Williram of Ebersberg (died 3 January 1085) was a Benedictine abbot. He is best known for his Expositio in Cantica Canticorum, a complex commentary of the Song of Songs which includes an Old High German translation and a Latin verse paraphrase.

==Biography==
Williram came from a noble family in the Rhine area, related, among others, to the archbishop Heribert of Cologne (999–1021), the Würzburg bishop Heinrich (995–1018), and the Eichstätt bishops Heribert (1022–1042) und Gezemann (1042). Ca.1020, he entered the Benedictine monastery Fulda, then in the 1040s became teacher in the Benedictine monastery Michelsberg in Bamberg, together among others with bishop Suidger, the future pope Clemens II. (1046–1047). Williram belonged to the court circle of emperor Henry III (1039–1056). In 1048, he became abbot at the Benedictine monastery of Ebersberg where he remained until his death in 1085. He was a friend of the Benedictine abbot Wilhelm of Hirsau for whom he wrote a new version of the Life of Saint Aurelius, the patron saint of Hirsau.

In the preface to his Expositio which he dedicated to Henry IV, Williram laments that, in Germany, grammar and dialectics are more popular than Biblical studies, praises Lanfranc devoting himself to the deeper study of the Bible and drawing many German scholars to France. The pages of his work are divided into three columns: The first contains a Latin paraphrase in Leonine hexameters of the Vulgate followed for each of the 150 paragraphs of the Song of Songs by a paraphrase of the prose commentary on the right hand side column; the second, the Vulgate text; and the third, an Old High German prose translation followed by a commentary in Latin-German mixed prose exposition. Williram describes his text as supporting the "body" of the Bible text which is marked up with the 'voces' of Christ, the Synagogue and the Church.

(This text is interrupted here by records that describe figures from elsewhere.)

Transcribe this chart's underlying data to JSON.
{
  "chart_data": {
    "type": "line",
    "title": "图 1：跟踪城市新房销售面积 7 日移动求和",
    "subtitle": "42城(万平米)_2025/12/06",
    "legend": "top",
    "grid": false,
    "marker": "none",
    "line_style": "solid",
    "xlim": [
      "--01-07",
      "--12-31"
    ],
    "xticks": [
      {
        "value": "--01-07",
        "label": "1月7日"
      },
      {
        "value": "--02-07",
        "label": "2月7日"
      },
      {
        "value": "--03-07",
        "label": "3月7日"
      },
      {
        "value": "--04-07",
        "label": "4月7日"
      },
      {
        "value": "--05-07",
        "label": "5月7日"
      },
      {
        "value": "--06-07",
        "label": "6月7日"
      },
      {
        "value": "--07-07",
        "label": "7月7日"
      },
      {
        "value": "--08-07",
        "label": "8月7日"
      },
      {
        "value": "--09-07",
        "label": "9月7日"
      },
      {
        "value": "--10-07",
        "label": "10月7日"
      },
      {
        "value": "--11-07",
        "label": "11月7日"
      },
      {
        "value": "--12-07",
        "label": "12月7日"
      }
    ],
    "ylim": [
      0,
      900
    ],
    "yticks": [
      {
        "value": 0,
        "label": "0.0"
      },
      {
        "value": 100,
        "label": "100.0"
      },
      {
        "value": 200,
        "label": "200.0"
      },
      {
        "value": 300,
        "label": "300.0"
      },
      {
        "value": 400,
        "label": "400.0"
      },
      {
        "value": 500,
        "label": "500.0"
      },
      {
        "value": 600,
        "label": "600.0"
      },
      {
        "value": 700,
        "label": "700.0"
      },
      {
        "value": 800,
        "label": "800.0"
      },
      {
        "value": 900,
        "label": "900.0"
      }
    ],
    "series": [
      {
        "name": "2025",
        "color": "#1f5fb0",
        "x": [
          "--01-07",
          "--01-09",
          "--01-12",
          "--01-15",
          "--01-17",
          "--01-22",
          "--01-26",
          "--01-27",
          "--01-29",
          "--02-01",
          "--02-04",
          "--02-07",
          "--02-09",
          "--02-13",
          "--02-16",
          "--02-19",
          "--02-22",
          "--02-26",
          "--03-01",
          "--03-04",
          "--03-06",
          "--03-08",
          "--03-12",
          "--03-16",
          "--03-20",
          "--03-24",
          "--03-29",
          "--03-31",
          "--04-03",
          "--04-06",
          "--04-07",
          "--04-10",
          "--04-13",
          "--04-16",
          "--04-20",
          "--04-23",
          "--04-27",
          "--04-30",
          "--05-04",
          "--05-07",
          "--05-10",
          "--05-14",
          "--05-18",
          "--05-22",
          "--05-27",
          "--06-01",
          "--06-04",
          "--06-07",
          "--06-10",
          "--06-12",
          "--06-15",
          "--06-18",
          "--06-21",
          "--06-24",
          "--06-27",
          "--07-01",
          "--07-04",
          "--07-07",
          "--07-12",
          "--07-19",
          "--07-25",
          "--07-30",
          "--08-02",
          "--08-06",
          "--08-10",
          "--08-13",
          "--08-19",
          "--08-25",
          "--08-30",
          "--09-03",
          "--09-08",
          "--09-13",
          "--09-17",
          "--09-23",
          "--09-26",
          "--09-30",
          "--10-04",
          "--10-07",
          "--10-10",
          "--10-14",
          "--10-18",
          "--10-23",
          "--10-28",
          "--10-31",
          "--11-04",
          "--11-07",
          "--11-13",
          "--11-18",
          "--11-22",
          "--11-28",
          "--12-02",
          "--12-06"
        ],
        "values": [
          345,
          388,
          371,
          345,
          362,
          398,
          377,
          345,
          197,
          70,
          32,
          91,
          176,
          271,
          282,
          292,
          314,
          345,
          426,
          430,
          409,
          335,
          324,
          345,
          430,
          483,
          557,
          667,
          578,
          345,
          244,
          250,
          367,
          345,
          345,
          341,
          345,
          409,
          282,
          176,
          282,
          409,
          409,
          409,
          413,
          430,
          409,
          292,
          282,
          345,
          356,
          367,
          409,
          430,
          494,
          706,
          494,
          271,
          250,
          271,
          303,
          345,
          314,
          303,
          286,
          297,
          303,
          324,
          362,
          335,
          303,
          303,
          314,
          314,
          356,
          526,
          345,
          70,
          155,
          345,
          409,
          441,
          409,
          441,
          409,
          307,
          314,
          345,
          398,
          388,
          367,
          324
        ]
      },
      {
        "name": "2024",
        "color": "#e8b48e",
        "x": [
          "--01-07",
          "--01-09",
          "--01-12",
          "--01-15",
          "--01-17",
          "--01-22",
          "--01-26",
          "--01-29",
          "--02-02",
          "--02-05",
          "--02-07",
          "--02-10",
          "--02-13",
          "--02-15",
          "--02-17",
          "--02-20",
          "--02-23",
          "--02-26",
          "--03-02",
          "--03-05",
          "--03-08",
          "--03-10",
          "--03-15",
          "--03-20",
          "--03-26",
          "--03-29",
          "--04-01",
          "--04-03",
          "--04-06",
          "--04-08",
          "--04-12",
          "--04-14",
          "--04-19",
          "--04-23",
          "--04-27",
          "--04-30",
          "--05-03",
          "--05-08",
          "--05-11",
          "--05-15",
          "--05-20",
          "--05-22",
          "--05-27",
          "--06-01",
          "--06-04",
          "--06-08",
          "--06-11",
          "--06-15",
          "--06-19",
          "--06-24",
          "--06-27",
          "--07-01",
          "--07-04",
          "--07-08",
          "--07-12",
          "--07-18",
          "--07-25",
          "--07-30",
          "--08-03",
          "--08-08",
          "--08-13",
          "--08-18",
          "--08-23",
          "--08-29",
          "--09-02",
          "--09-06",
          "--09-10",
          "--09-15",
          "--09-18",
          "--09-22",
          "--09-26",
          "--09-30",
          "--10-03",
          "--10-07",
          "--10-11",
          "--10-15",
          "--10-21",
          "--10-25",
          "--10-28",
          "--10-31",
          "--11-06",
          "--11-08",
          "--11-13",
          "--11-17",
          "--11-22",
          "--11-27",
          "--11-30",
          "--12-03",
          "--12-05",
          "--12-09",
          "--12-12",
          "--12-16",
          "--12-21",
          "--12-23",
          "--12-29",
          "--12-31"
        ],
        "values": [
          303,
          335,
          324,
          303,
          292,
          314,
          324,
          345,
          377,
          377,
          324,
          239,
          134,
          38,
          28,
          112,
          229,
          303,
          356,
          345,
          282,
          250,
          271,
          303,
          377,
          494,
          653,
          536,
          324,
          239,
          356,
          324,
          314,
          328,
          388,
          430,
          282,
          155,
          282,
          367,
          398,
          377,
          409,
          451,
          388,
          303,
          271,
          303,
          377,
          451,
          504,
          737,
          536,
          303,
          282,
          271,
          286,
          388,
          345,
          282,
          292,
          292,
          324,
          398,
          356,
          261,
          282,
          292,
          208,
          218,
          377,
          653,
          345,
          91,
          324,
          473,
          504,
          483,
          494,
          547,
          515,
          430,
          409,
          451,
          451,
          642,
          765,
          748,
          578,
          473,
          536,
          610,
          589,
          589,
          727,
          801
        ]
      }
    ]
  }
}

Williram is believed also to be the author of the Chronicon Eberspergense, a set of monastic annals included in the Ebersberg cartulary, which he also compiled.

==Transmission==

Williram's commentary is the Old High German text with the highest number of surviving manuscripts, right up to the print tradition. It is remarkable that two manuscripts are extant which were probably written during his lifetime in the Abbey of Ebersberg. One of these, the codex Bayerische Staatsbibliothek Cgm 10, contains also his Latin poems. About 1100, an Old Dutch adaptation of Williram's commentary was produced.

The editio princeps of the Expositio, based on the Leiden manuscript, was published in 1598 by the librarian of Leiden University Library, Paulus Merula. Merula omitted the prologue, though it was in the Leiden manuscript, so Martin Opitz printed this in his Annolied edition of 1639. It appears that the Annolied and Williram's Expositio had been transmitted together on a number of occasions in the manuscript tradition, including in the manuscript used for Opitz's edition.